Bunun içindir ki, kâhinlerin gaybı bildiklerini iddia etmeleri şirk olduğu gibi, onların bu iddialarını doğrulamak da Allah'ın indirdiği apaçık âyetleri inkâr olur.



Rasûlüllah (s.a.s): "Kim bir kâhine gider de dediklerini tasdik ederse, şüphesiz Muhammed'e indirilmiş olanı inkar etmiş olur" (Ebû Dâvud, Tıb, 21).



Rasûlüllah (s.a.s): "Kahini cennete girmeyecek kişiler arasında saymıştır" (Tecrid tercüme VI, 943; Hak dini Kur'an Dili, VII-5342).



Kâhinlerin ve arrâfların yanına gidip onların söylediklerini tasdik etmek bu derece çirkin ve korkunç olunca, acaba bizzat kâhin ve arrafların durumu nasıl olur?



Rasûlüllah (s.a.s)'in, henüz peygamber olmadan önce bile kâhinlerden nefret ettiğini görüyoruz. Nitekim Cibrîl (a.s.), kendisine peygamberlik görevini tebliğ ettiği zaman çok korkmuş eve dönünce, durumu Hz. Hatice (r.an.)'ye anlatmış ve:



"Nefret ettiğim, şu gâipten haber veren kâhinlerden mi oldum acaba? Bundan korkuyorum." diyerek endişesini dile getirmiştir (bk. M. Hamidullah, Rasûlüllah Muhammed, 49).

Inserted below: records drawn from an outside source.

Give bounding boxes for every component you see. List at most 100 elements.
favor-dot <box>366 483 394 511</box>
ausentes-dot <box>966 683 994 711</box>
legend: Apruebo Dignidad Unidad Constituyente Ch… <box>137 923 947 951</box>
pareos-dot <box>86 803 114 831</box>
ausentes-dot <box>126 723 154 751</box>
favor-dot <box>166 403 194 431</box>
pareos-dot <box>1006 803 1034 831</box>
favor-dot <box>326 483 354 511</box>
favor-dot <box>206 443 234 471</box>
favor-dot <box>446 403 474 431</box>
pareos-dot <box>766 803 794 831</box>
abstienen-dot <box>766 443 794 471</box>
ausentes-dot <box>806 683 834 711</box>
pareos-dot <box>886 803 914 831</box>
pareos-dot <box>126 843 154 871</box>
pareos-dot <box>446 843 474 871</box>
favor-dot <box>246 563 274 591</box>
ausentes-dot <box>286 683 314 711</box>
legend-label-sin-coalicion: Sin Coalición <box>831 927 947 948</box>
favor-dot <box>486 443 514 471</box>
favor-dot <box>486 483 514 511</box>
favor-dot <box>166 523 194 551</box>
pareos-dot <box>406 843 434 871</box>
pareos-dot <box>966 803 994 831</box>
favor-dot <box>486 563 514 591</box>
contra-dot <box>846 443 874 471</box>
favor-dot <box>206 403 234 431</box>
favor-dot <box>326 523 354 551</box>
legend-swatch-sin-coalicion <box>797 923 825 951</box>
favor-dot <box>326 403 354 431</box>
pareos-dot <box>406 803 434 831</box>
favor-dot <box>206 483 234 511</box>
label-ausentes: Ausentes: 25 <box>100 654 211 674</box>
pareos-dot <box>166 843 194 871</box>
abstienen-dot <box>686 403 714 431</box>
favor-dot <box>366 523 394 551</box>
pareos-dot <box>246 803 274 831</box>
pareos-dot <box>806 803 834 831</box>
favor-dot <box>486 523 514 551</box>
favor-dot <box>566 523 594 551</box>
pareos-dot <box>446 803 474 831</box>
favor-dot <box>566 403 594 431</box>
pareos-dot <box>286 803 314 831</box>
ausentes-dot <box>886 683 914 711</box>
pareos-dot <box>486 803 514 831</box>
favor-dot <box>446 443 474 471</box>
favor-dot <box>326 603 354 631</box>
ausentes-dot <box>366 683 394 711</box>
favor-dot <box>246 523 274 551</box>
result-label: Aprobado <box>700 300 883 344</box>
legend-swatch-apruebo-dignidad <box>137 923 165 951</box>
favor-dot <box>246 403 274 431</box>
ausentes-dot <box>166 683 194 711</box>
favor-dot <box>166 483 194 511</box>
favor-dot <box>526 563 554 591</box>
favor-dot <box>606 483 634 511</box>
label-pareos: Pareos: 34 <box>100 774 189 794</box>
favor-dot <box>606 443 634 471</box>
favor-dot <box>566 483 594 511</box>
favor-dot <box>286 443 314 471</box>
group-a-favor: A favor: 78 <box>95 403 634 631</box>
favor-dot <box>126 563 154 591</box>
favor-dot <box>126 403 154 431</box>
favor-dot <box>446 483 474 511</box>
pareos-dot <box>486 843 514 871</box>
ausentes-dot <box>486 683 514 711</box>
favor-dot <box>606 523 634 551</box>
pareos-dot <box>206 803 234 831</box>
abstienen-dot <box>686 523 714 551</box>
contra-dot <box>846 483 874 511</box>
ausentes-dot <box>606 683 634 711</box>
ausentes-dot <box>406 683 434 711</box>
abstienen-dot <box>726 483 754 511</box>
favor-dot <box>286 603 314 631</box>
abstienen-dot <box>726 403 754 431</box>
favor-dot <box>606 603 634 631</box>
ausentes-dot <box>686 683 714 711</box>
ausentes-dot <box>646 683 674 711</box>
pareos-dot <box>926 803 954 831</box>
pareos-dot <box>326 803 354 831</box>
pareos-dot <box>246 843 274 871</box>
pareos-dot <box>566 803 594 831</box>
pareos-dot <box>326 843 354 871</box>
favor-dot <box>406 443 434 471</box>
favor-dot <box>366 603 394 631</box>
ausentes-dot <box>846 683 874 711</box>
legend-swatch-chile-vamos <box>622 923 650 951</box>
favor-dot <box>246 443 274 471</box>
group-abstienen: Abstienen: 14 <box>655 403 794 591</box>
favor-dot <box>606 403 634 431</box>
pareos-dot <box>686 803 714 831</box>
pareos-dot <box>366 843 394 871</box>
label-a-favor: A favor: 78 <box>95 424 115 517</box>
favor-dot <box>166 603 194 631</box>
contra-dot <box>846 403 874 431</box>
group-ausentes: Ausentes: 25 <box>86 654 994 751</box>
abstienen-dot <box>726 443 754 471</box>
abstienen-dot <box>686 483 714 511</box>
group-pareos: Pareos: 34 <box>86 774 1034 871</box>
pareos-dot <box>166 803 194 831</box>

İşte bu sebepten dolayı İslâm "kehânet"i yasaklamış, kâhinlere gidip onların dediklerini tasdik etmeyi şirk kabul etmiş, onlara bunun karşılığında ücret (hulvan) vermeyi haram saymıştır (Buhârî, İcare, 20, Tıb, 46; Müslim, Musakât, 39; Darimî, Buyu', 34; Tirmizî, Tıb, 23; Ahmed b. Hanbel, III, 14, VI, 11).